Ambos recordaban demasiado bien lo que era el hambre. Se hizo el silencio.

—Vamos a traer toda la comida: almacenada en Ralph’s, del complejo de Albert. La gente no tenía mucho en casa. Si lo juntamos todo puede que tengamos raciones pequeñas para dos días. Luego empezará…

—El hambre…

—Sí… —Quinn no sabía para qué servía aquella conversación—. ¿Tienes algún plan?

—No tardará dos días, Quinn. ¿Sientes lo que te provoca la oscuridad? ¿Cómo te encierra? De repente, los chavales se darán cuenta de que están en una pecera gigante. Tendrán miedo de la oscuridad, miedo de estar encerrados. La mayoría estará bien durante un tiempo, pero no me preocupa la «mayoría». Me preocupan los más débiles. Los que ya están fatal.

—Si alguien se vuelve loco, ya nos encargaremos de él —afirmó Quinn.

—¿Y de Caine?

—Tú me has puesto al mando, Lana —le recordó Quinn—. Espero que no pensaras que tenía una respuesta mágica.

Se oyó una tercera respiración.

—Hola, Patrick. Buen chico.

Quinn oyó que Lana tanteaba en la oscuridad, buscando el collar del perro, y a continuación lo rascó enérgicamente.

—Van a empezar a volverse locos —insistió Lana—. Absolutamente locos. Cuando eso ocurra…, pide ayuda a Caine.

—Y él ¿qué va a hacer? —preguntó Quinn.

—Lo que haga falta para mantener a la gente controlada.

—Espera un momento… Uau —Quinn tuvo el instinto de agarrar a la chica del brazo, pero no sabía dónde lo tenía—. ¿Me estás diciendo que soltemos a Caine cuando alguien se pase de la raya?

—¿Tú puedes parar a un grupo de chavales si deciden robarse la comida? ¿O si se vuelven locos y empiezan a quemar cosas?

—Lana, y ¿qué más da? —preguntó Quinn.

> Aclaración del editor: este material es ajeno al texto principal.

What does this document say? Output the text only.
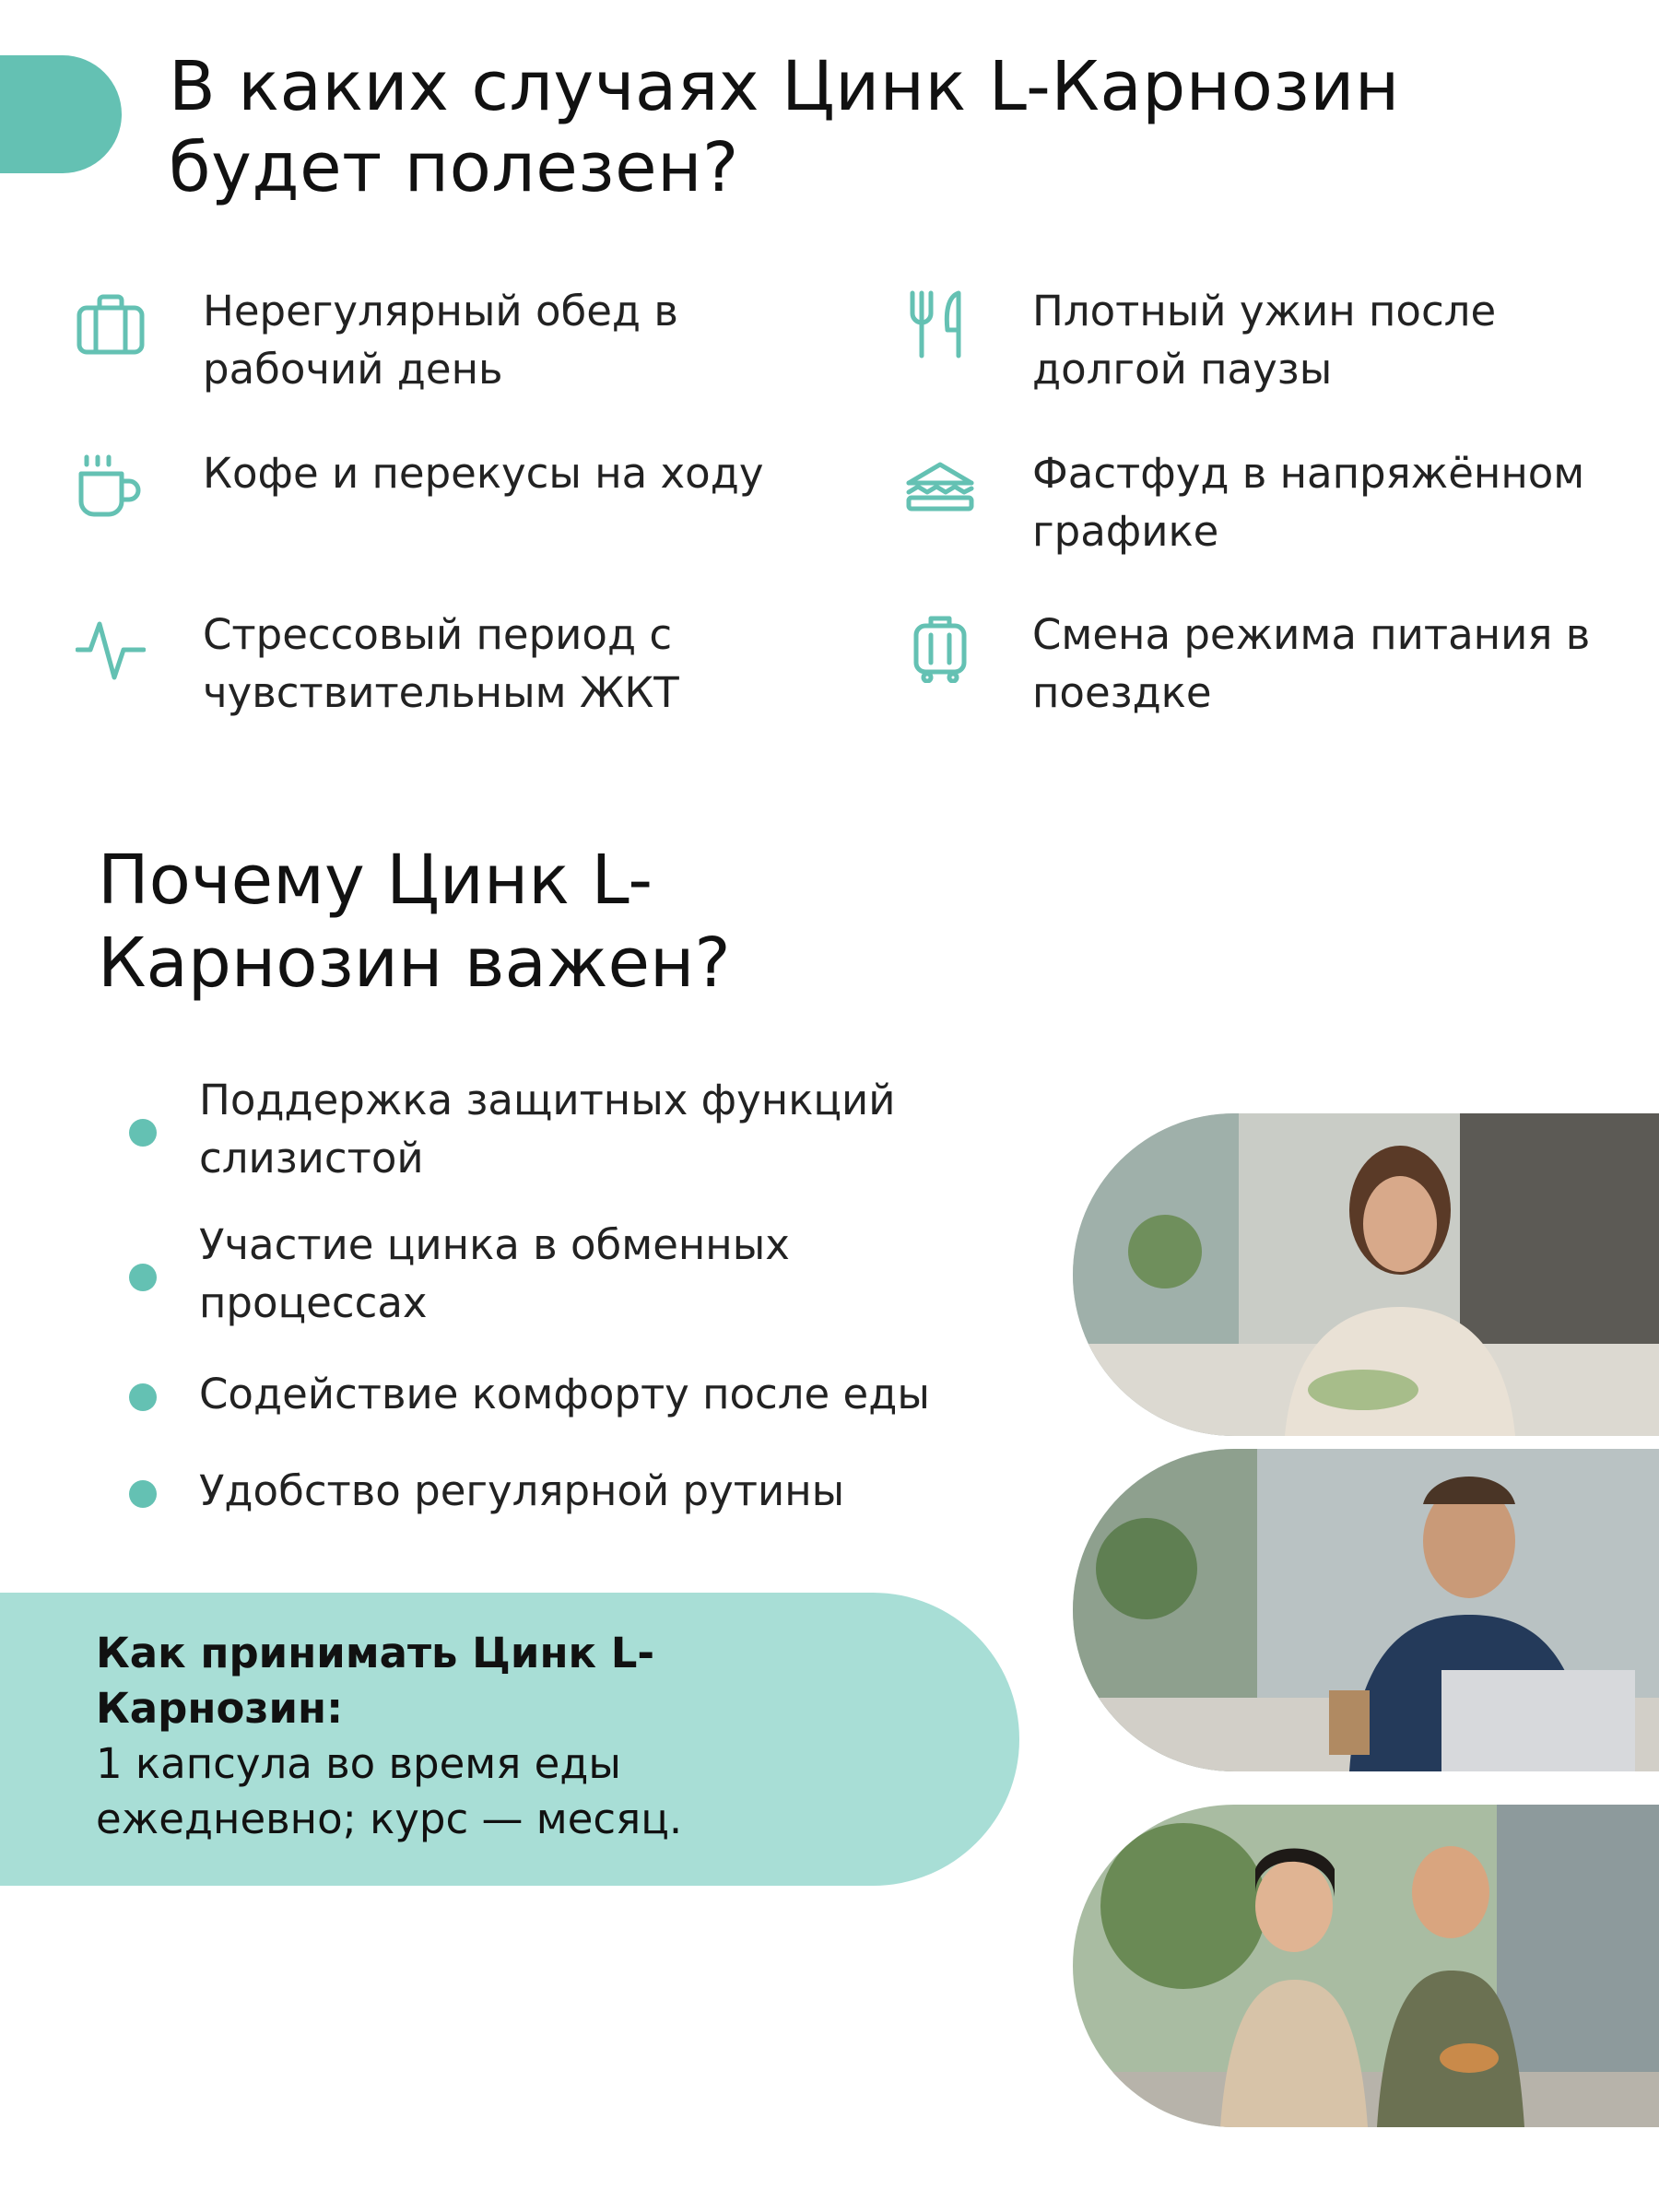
В каких случаях Цинк L-Карнозин будет полезен?
Нерегулярный обед в рабочий день
Плотный ужин после долгой паузы
Кофе и перекусы на ходу	Фастфуд в напряжённом графике
Стрессовый период с чувствительным ЖКТ
Смена режима питания в поездке
Почему Цинк L-Карнозин важен?
Поддержка защитных функций слизистой
Участие цинка в обменных процессах
Содействие комфорту после еды
Удобство регулярной рутины
Как принимать Цинк L-Карнозин:
1 капсула во время еды ежедневно; курс — месяц.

Sentía que se le agotaba la energía. Lana le había pedido que se encargara de todo. Y ahora le estaba diciendo que utilizara a Caine de arma. ¿Para qué?—. Y ¿qué más da todo, Lana? ¿Me lo puedes decir? ¿Por qué debería hacer daño a un niño porque se le vaya la olla cuando a todo el mundo se le podría ir la olla?

Lana no dijo nada. Pasó tanto rato sin decir nada que Quinn empezó a preguntarse si no se había marchado sin hacer ruido. Entonces, con una voz tan baja que ni siquiera sonaba como ella, susurró:

—En una oscuridad como esta…, la siento. Mucho más cerca. Resulta más real para mí que tú, porque la veo. La veo en mi cabeza. No se ve nada más, así que la veo.

—No me estás diciendo por qué debería hacer daño a alguien, Lana.

—Está viva. Y tiene miedo. Mucho miedo. Es como si se estuviera muriendo. Parece esa clase de miedo. Veo… veo imágenes que realmente no significan nada. Ya no intenta alcanzarme. No tiene tiempo para intentar alcanzarme. Quiere al bebé. Todas sus esperanzas están puestas en el bebé.

—¿El bebé de Diana?

—Aún no lo tiene, Quinn. Lo que significa que aún no ha terminado. Incluso aquí a oscuras, con lo asustados que estamos todos… No ha terminado. Créeme, ¿vale? Créeme cuando te digo que no ha terminado.

—No ha terminado —dijo Quinn, sintiéndose perplejo y con un tono de voz que probablemente lo reflejaba.

—A esos niños… Si empieza a entrarles el pánico, se harán daño. No podré encontrarlos y ayudarlos, así que se morirán. Y mira, eso no se lo voy a dejar hacer. A la gayáfaga, quiero decir. No puedo matarla, no puedo evitar que se apodere del bebé. Pero lo que sí puedo hacer, y tú también, Quinn, es mantener con vida a tantos de nosotros como pueda, mientras pueda. Porque igual eso es lo que hay que hacer… Pero también… también… —Quinn sintió que le tocaba el pecho, tanteaba hasta encontrar el hombro, y entonces le agarraba la mano y la sujetaba con una fuerza sorprendente—. Y también porque no voy a dejarla ganar. Nos quiere a todos muertos y desaparecidos, porque mientras vivamos seremos una amenaza. Pues no. No. No nos vamos a rendir.

Lana le soltó la mano.

—Es el único modo que me queda de enfrentarme a ella, Quinn. No muriéndome, y no dejando que ninguno de esos niños se muera.